Energy setback PDF Print E-mail
Wednesday, 21 February 2018 12:00

BEHIND  THE  LINES

BY BOB JALDON

Cebu City —- The public and the politicians are complaining about traffic gridlock, especially at the junction of Mayor Jaldon/Sta. Maria Road and Gov. Camins Road, at peak hours of the day (5-8 p.m.) They blame it on our poor, oftentimes revised, traffic plan and the existence of  the blockbuster mall, KCC. Aha, wait for the ascendancy of SM-Mindpro and SM mall along Mayor Agan road and the Double-Dragon mall in Guiwan.

But if you think traffic in beloved Zamboanga is monstrous, try Cebu. From the ATR 70-seater Cebpac aircraft to the waiting shuttle bus, It took the pane 25 minutes to taxi. From the bus to the terminal, it took us another 25 minutes to reach the terminal as the plane had to give way to at least three incoming A-319. That’s airport traffic.

From the airport in Mactan on a white taxi (yellow cabs’ flag down rate is P70 compared to whites’ P40) to our hotel on Escario st., it took all of one hour to get there. That meant having dinner at Zubuchon at 9:00 p.m. which is not good for diabetics.

There’s just too many autos running in Cebu and Mandaue. The drivers here are more disrespectful than ours, giving no quarters to left-turning vehicles.

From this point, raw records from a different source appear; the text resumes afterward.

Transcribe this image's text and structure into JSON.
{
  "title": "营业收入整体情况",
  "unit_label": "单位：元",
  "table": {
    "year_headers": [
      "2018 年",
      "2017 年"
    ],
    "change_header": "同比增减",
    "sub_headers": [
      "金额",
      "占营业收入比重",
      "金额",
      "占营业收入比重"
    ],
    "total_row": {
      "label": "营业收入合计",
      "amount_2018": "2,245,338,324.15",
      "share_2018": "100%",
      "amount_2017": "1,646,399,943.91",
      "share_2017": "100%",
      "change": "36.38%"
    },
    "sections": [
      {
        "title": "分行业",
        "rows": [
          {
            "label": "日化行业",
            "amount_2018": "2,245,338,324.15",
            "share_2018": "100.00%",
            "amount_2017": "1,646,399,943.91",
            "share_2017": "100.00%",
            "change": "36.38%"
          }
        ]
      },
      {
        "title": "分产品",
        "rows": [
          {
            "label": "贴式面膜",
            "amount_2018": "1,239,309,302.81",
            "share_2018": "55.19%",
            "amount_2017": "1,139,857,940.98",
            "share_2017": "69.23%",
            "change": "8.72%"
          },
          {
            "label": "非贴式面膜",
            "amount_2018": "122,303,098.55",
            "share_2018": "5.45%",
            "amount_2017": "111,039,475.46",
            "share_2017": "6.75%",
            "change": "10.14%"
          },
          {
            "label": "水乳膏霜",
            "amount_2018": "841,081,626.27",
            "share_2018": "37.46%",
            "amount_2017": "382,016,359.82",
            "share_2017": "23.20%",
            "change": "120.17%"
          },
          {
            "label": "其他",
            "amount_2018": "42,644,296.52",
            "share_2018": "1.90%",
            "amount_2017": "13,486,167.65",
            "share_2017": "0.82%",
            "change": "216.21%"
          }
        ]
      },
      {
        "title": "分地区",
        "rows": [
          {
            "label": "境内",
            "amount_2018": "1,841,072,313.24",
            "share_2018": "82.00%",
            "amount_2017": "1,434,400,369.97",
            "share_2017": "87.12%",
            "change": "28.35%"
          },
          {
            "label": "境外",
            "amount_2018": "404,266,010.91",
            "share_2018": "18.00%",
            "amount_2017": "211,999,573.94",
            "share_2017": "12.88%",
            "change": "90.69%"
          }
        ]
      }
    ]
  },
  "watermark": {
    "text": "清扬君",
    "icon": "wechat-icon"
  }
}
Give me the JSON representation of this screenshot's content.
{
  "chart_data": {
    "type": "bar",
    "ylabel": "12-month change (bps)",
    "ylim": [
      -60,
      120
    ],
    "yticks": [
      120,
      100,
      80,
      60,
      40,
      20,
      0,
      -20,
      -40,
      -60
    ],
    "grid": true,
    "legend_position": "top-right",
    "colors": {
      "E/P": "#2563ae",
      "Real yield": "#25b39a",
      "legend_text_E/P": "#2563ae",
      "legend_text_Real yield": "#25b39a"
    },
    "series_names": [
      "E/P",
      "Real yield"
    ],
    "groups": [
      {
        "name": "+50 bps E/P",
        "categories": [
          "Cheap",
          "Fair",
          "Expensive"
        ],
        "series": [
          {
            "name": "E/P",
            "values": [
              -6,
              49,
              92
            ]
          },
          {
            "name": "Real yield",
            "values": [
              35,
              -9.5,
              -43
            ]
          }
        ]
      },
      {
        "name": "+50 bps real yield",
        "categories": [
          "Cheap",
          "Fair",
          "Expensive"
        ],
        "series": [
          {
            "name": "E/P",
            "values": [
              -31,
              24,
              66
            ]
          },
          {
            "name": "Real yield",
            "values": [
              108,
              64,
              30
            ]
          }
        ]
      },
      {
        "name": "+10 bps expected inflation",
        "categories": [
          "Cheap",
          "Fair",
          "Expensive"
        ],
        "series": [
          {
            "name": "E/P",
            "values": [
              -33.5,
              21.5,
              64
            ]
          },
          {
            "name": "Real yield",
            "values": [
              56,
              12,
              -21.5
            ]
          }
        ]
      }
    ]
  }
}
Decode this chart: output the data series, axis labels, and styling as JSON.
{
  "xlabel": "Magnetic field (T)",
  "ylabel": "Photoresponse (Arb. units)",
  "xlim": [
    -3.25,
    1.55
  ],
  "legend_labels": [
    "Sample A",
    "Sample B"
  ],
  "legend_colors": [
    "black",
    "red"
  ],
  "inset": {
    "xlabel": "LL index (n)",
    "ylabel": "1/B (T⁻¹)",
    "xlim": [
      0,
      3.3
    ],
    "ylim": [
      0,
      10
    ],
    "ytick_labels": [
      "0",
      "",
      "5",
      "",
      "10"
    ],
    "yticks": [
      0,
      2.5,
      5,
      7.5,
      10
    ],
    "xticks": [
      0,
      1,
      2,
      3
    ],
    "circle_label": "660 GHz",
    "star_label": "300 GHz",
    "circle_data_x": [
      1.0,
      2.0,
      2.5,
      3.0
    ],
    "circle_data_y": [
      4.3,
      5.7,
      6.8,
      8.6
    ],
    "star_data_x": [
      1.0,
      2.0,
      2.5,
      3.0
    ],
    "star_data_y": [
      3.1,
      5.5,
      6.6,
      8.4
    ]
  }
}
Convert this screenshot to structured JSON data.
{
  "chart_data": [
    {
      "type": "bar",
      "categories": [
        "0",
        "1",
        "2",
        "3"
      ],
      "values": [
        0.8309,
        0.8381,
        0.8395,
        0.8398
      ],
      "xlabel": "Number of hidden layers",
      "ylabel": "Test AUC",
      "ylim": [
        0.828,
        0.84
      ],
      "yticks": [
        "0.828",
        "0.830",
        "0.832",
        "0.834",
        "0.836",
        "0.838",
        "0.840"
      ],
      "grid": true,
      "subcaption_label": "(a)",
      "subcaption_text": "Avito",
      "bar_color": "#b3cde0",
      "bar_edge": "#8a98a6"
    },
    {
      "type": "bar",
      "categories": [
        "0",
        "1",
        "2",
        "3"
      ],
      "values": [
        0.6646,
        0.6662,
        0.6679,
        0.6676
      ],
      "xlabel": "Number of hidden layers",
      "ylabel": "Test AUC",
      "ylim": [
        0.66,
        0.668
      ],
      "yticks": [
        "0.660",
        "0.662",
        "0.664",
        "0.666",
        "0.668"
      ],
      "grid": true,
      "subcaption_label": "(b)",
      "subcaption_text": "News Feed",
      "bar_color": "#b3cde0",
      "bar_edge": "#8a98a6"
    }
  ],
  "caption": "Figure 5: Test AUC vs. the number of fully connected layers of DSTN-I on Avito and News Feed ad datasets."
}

Cebu has so many “T” intersections which are one of the causes of traffic. And, like Zamboanga, the streets here are narrow, designed by Magellan’s conquistadores. With the big ticket infrastructure program, Cebu will rise above all others in the Visayas and uncertain Mindanao in 10 years. They call it “Osmenanization.”

Supply of energy here has not been short despite the high demand of electricity to power mammoth malls, small arcades (the trend now) and big hotels and condos. Unlike Zamboanga!

While we don’t yet have a shortage of electricity in spite of the fact that pilferage of electricity is rampant that explains our 24 percent systems loss, we might experience frequent blackouts because of poor maintenance of distribution lines, old ready-to-explode transformers and defective meters.

We all know that the Zamboanga City Electric Cooperative is a dying system. It has a debt of more than ONE BILLION PESOS. To resolve this crisis, Zamcelco has entered into an Investment and Management Contract (IMC) with giant Meralco. After having awarded the contract to Meralco, the modified Terms of Reference (TOR) is still pending review and approval by the National Electrification Administration (NEA) since last January.

As Zamcelco is in the process of exploiting remedies to avoid total financial collapse, NEA seems to be delaying the final approval of the IMC instead of immediately awarding Zamcelco’s management and financial control to Meralco. What may be the real reason why NEA is unnecessary delaying the approval of the TOR to make the IMC operational?

NEA and the management and board of Zamcelco met in Manila last week to iron out the kinks in the TOR. Still no result. Zamcelco has taken a bold leap to save itself, Zamboanga and the vocal industrial sector from disaster. It has broaden its vistas for cooperation with Meralco. There are no fat loans under this arrangement, only profit — something that has not been enjoyed by Zamcelco since it took over power service from City Electric.

NEA should act steadfastly on the TOR leading to the operationalization of the IMC. Zamboanga city will be turmoil again unless we wheel Zamcelco from the ICU to the recovery room, pronto! Zamcelco is incapable of relying on its resources, which it has none, to carry on as partners of the city government in economic construction.

Must El Presidente crack the whip on NEA for it to move?